That seemed like a silly idea, the floor being the same stuff as the wall and ceiling. He knelt down and scratched at the surface, but it was as unyielding as the rest of the room.
“How about the door? Try the door.”
“Door's gone,” he replied, feeling foolish. How could the door be gone? He knew it was part of the trick, but the fact was that a door no longer existed.
Crossing to where he entered, Jamie Forbes threw his shoulder against what looked like stone but may have been stuccoed plywood. He tried that, succeeded in bruising his shoulder. How did the whole place get to be rock?
“There's a way out,” said Blacksmyth again. “Can you tell us what it is?”
Jamie Forbes was tired and frustrated. Whatever was going on, the trick was getting old. No doors, no windows, no keys, no ropes or wires or pulleys, no tools, no known combination of touching this slab then that one. If there were a way out, some secret password that needed shouting, he hadn't a clue.
“Give up?”
Instead of answering, he backed against one side of the room, ran three steps and gave a flying kick to the other. He wound up on the ground, of course, the wall unmarked.
“Yeah,” he said, getting up again. “I give.”
“Here's the answer,” came Blacksmyth's voice, filled with drama. “Jamie, walk through the wall!”
The man's gone mad, he thought, he's lost it in the middle of his show. “I can't do that,” he said, a little sullen. “I don't walk through walls.”
“Jamie, I'm going to tell you the truth. I am not kidding. The walls are in your mind. You can walk through them if you believe you can.”
He rested his hand, at arm's length, on the stone. “Yeah,” he said, “right.”
“OK, Jamie. I'll give it all awa
y for you, right now; I'll give the whole trick away. You don't recall this, but you've been hypnotized. There are no walls around you. You are standing on a stage in the Lafayette Hotel in Long Beach, California, and you are the only person in this hall who believes that you've been walled in.”

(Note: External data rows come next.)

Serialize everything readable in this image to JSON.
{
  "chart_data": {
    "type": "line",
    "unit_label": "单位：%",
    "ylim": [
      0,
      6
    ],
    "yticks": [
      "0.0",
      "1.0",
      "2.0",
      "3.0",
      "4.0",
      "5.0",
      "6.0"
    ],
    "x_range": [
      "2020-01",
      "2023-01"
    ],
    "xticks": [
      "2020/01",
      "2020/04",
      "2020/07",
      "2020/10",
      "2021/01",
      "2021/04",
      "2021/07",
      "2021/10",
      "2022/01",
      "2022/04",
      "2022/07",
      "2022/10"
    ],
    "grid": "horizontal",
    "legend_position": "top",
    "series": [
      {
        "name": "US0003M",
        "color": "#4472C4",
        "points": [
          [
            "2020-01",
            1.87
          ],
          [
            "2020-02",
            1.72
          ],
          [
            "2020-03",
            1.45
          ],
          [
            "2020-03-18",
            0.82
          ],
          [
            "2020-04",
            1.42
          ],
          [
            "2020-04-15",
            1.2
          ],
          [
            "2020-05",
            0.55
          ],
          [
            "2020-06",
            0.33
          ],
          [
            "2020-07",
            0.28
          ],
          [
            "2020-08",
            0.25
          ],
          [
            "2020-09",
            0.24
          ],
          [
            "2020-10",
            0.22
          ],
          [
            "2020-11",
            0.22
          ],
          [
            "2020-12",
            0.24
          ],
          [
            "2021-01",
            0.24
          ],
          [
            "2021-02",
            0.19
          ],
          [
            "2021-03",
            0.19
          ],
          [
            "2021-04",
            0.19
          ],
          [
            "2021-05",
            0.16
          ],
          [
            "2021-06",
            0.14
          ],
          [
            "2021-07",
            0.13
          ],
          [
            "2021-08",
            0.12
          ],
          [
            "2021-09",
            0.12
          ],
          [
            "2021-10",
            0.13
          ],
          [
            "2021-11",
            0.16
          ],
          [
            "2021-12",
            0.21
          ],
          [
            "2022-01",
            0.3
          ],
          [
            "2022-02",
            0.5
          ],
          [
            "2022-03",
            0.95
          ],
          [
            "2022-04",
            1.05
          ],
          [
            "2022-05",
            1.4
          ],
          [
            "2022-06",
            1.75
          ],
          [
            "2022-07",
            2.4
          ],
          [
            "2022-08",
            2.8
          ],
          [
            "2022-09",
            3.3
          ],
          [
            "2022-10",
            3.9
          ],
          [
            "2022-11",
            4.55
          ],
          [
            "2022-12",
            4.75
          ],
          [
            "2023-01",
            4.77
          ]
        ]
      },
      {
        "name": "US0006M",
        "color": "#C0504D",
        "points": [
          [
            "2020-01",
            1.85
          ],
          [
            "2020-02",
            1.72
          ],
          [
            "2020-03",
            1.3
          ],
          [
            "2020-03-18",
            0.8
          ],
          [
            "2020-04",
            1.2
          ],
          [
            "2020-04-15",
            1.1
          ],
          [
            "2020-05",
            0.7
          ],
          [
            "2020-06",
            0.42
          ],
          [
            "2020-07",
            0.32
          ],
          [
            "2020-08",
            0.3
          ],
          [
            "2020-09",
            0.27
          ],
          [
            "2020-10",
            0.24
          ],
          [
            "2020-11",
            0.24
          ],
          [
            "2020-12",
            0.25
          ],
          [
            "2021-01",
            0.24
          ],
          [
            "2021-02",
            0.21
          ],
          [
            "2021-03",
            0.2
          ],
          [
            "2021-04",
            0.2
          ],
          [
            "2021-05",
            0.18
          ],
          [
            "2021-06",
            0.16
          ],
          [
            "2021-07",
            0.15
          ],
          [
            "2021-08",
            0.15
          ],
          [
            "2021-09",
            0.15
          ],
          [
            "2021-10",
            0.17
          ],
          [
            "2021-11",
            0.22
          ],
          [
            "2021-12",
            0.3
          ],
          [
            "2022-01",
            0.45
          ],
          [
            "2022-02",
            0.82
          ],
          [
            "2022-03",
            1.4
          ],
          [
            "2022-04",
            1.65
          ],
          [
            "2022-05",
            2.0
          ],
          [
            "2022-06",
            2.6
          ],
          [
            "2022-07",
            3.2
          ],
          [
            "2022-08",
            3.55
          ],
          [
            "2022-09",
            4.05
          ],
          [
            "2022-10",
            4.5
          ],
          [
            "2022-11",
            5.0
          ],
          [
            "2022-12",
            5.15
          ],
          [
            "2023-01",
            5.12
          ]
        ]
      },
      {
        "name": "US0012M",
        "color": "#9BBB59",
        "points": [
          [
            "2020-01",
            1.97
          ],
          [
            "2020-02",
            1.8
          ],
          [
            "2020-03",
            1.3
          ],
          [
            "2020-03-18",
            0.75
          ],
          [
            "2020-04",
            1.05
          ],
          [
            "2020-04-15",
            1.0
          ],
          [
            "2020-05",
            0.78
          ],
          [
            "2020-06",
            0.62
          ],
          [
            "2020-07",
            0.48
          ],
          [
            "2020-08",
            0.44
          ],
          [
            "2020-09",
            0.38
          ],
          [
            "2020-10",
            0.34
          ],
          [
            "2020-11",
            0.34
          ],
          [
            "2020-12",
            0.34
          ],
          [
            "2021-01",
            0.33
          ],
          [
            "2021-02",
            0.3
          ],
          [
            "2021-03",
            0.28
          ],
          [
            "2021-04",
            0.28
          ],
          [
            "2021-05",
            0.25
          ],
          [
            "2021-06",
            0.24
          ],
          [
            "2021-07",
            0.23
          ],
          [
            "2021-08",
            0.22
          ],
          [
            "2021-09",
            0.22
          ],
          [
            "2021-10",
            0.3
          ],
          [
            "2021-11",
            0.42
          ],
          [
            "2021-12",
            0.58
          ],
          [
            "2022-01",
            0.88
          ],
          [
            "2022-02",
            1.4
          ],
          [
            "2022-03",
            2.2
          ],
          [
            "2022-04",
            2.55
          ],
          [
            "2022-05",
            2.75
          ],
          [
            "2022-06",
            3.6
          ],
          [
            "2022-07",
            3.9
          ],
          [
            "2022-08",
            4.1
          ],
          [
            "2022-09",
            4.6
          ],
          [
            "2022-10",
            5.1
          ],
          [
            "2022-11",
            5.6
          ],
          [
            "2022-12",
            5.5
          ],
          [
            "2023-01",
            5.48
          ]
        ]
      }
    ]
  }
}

The stone didn't flicker. “Why are you doing this to me,” he asked. “Are you doing this for fun?”
“Yes, Jamie,” said Blacksmyth gently. “We are doing this for fun. You volunteered for this and for so long as you live, you shall never forget what is happening today.”

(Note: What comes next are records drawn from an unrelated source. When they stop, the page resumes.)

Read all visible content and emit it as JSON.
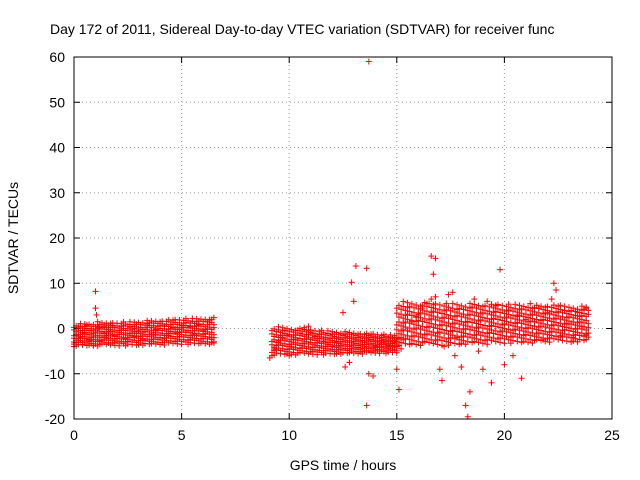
{
  "chart_data": {
    "type": "scatter",
    "title": "Day 172 of 2011, Sidereal Day-to-day VTEC variation (SDTVAR) for receiver func",
    "xlabel": "GPS time / hours",
    "ylabel": "SDTVAR / TECUs",
    "xlim": [
      0,
      25
    ],
    "ylim": [
      -20,
      60
    ],
    "xticks": [
      0,
      5,
      10,
      15,
      20,
      25
    ],
    "yticks": [
      -20,
      -10,
      0,
      10,
      20,
      30,
      40,
      50,
      60
    ],
    "grid": true,
    "marker": "+",
    "color": "#ff0000",
    "series": [
      {
        "name": "SDTVAR",
        "points": [
          [
            0.0,
            -3.0
          ],
          [
            0.1,
            -1.5
          ],
          [
            0.2,
            0.5
          ],
          [
            0.3,
            -2.0
          ],
          [
            0.4,
            -3.5
          ],
          [
            0.5,
            -1.0
          ],
          [
            0.6,
            0.8
          ],
          [
            0.7,
            -2.5
          ],
          [
            0.8,
            -0.5
          ],
          [
            0.9,
            -3.8
          ],
          [
            1.0,
            8.2
          ],
          [
            1.0,
            4.5
          ],
          [
            1.05,
            3.0
          ],
          [
            1.1,
            1.5
          ],
          [
            1.15,
            0.2
          ],
          [
            1.2,
            -2.8
          ],
          [
            1.3,
            -1.0
          ],
          [
            1.4,
            0.5
          ],
          [
            1.5,
            -2.0
          ],
          [
            1.6,
            -3.2
          ],
          [
            1.7,
            -0.8
          ],
          [
            1.8,
            0.6
          ],
          [
            1.9,
            -1.5
          ],
          [
            2.0,
            -2.8
          ],
          [
            2.2,
            -0.4
          ],
          [
            2.4,
            -2.2
          ],
          [
            2.6,
            0.3
          ],
          [
            2.8,
            -1.8
          ],
          [
            3.0,
            -0.5
          ],
          [
            3.2,
            -2.5
          ],
          [
            3.4,
            0.8
          ],
          [
            3.6,
            -1.2
          ],
          [
            3.8,
            -0.2
          ],
          [
            4.0,
            -2.0
          ],
          [
            4.2,
            0.5
          ],
          [
            4.4,
            -1.5
          ],
          [
            4.6,
            0.2
          ],
          [
            4.8,
            -1.0
          ],
          [
            5.0,
            0.6
          ],
          [
            5.2,
            -0.8
          ],
          [
            5.4,
            0.4
          ],
          [
            5.6,
            -1.2
          ],
          [
            5.8,
            0.8
          ],
          [
            6.0,
            -0.5
          ],
          [
            6.2,
            1.5
          ],
          [
            6.3,
            2.0
          ],
          [
            6.4,
            -2.0
          ],
          [
            6.5,
            -3.2
          ],
          [
            9.1,
            -6.5
          ],
          [
            9.3,
            -4.5
          ],
          [
            9.5,
            -3.0
          ],
          [
            9.7,
            -2.0
          ],
          [
            9.9,
            -1.5
          ],
          [
            10.0,
            -6.0
          ],
          [
            10.1,
            -4.0
          ],
          [
            10.3,
            -2.5
          ],
          [
            10.5,
            -1.0
          ],
          [
            10.7,
            0.2
          ],
          [
            10.9,
            0.5
          ],
          [
            11.0,
            -0.8
          ],
          [
            11.2,
            -1.8
          ],
          [
            11.4,
            -2.2
          ],
          [
            11.6,
            -2.8
          ],
          [
            11.8,
            -3.5
          ],
          [
            12.0,
            -4.0
          ],
          [
            12.2,
            -3.0
          ],
          [
            12.4,
            -3.8
          ],
          [
            12.5,
            3.5
          ],
          [
            12.6,
            -8.5
          ],
          [
            12.8,
            -4.5
          ],
          [
            12.8,
            -7.5
          ],
          [
            12.9,
            10.2
          ],
          [
            13.0,
            6.0
          ],
          [
            13.1,
            13.8
          ],
          [
            13.2,
            -4.2
          ],
          [
            13.4,
            -3.5
          ],
          [
            13.6,
            13.3
          ],
          [
            13.7,
            -10.0
          ],
          [
            13.7,
            59.0
          ],
          [
            13.6,
            -17.0
          ],
          [
            13.8,
            -5.0
          ],
          [
            13.9,
            -10.5
          ],
          [
            14.0,
            -4.0
          ],
          [
            14.2,
            -3.5
          ],
          [
            14.4,
            -3.0
          ],
          [
            14.6,
            -3.8
          ],
          [
            14.8,
            -4.0
          ],
          [
            15.0,
            -9.0
          ],
          [
            15.1,
            -13.5
          ],
          [
            15.2,
            -4.5
          ],
          [
            15.3,
            -2.5
          ],
          [
            15.5,
            -0.5
          ],
          [
            15.7,
            1.5
          ],
          [
            15.9,
            2.5
          ],
          [
            16.0,
            3.0
          ],
          [
            16.2,
            4.5
          ],
          [
            16.4,
            5.5
          ],
          [
            16.6,
            6.5
          ],
          [
            16.8,
            7.0
          ],
          [
            16.7,
            12.0
          ],
          [
            16.6,
            16.0
          ],
          [
            16.8,
            15.5
          ],
          [
            16.9,
            -1.0
          ],
          [
            17.0,
            -9.0
          ],
          [
            17.1,
            -11.5
          ],
          [
            17.2,
            -4.0
          ],
          [
            17.4,
            7.5
          ],
          [
            17.6,
            8.0
          ],
          [
            17.7,
            -6.0
          ],
          [
            17.8,
            -2.0
          ],
          [
            18.0,
            -8.5
          ],
          [
            18.2,
            -17.0
          ],
          [
            18.3,
            -19.5
          ],
          [
            18.4,
            -14.0
          ],
          [
            18.6,
            6.5
          ],
          [
            18.8,
            -5.0
          ],
          [
            19.0,
            -9.0
          ],
          [
            19.2,
            6.0
          ],
          [
            19.4,
            -12.0
          ],
          [
            19.6,
            5.0
          ],
          [
            19.8,
            13.0
          ],
          [
            20.0,
            -8.0
          ],
          [
            20.2,
            4.0
          ],
          [
            20.4,
            -6.0
          ],
          [
            20.6,
            3.0
          ],
          [
            20.8,
            -11.0
          ],
          [
            21.0,
            2.0
          ],
          [
            21.2,
            5.5
          ],
          [
            21.4,
            1.5
          ],
          [
            21.6,
            4.5
          ],
          [
            21.8,
            -2.5
          ],
          [
            22.0,
            3.5
          ],
          [
            22.2,
            6.5
          ],
          [
            22.3,
            10.0
          ],
          [
            22.4,
            8.5
          ],
          [
            22.6,
            -1.5
          ],
          [
            22.8,
            4.0
          ],
          [
            23.0,
            1.0
          ],
          [
            23.2,
            -2.0
          ],
          [
            23.4,
            3.5
          ],
          [
            23.6,
            0.5
          ],
          [
            23.8,
            -1.5
          ],
          [
            23.8,
            4.5
          ]
        ],
        "bands": [
          {
            "x": [
              0.0,
              6.5
            ],
            "lo": [
              -4.0,
              -3.5
            ],
            "hi": [
              1.0,
              2.5
            ]
          },
          {
            "x": [
              9.2,
              15.0
            ],
            "lo": [
              -6.0,
              -5.5
            ],
            "hi": [
              0.5,
              -1.5
            ]
          },
          {
            "x": [
              15.0,
              23.9
            ],
            "lo": [
              -4.0,
              -3.0
            ],
            "hi": [
              6.0,
              5.0
            ]
          }
        ]
      }
    ]
  }
}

“Help me, please,” he said, not a trace of pride or anger.
“I'll help you help yourself,” said Blacksmyth. “We need never be prisoner of our own beliefs. At the count of three, I shall walk through the stone at one side of the room. I shall take your hand in mine and we shall walk together through the wall on the other side. And you will be free.”
What does one say to that? Jamie chose silence.
“One,” came the hypnotist's voice. “Two. . . .”Long pause. “Three.”
All at once, it was as Blacksmyth had said. For an instant, Jamie caught a blurry twisted place in the stone, as though it were dry water; the next instant Blacksmyth in his spotless tuxedo stepped through the wall into the prison, offering his hand.
Flooded with relief, Jamie took the man's hand. “I didn't think . . .”
The hypnotist neither slowed nor replied, striding toward the stone on the opposite side of the room, pulling his subject with him.
It must have sounded like a scream, though he didn't mean it that way. From Jamie Forbes came a cry of fearsome baffled astonishment.
Blacksmyth's body disappeared into the stone. For an instant Jamie held tightly to a disembodied arm, whose wrist and hand moved forward, drawing him directly into the wall.
Whatever next sound he gave might have been muffled by the wall, and in the following instant there was a click like the snap of fingers and he stood back on stage, holding Mr. Blacksmyth's hand, blinking in the spotlight, enveloped in fascinated applause.
The people he could see, in the first rows before the dark behind the spotlights, were rising to their feet, a standing ovation for the hypnotist, and in an odd way, for himself.
The act was Blacksmyth's finale. He left his subject soaked in applause, disappeared into the wings, returned twice to the stage before the sound of the crowd hushed to gentle patter and the murmur of many voices, folks gathering their programs, jackets and purses as the house lights came up.
Jamie Forbes made his way unsteadily down the steps to the main floor, a few of the audience there to smile and thank him for his courage to volunteer: “Was it real, did it feel real to you, the stone and all?”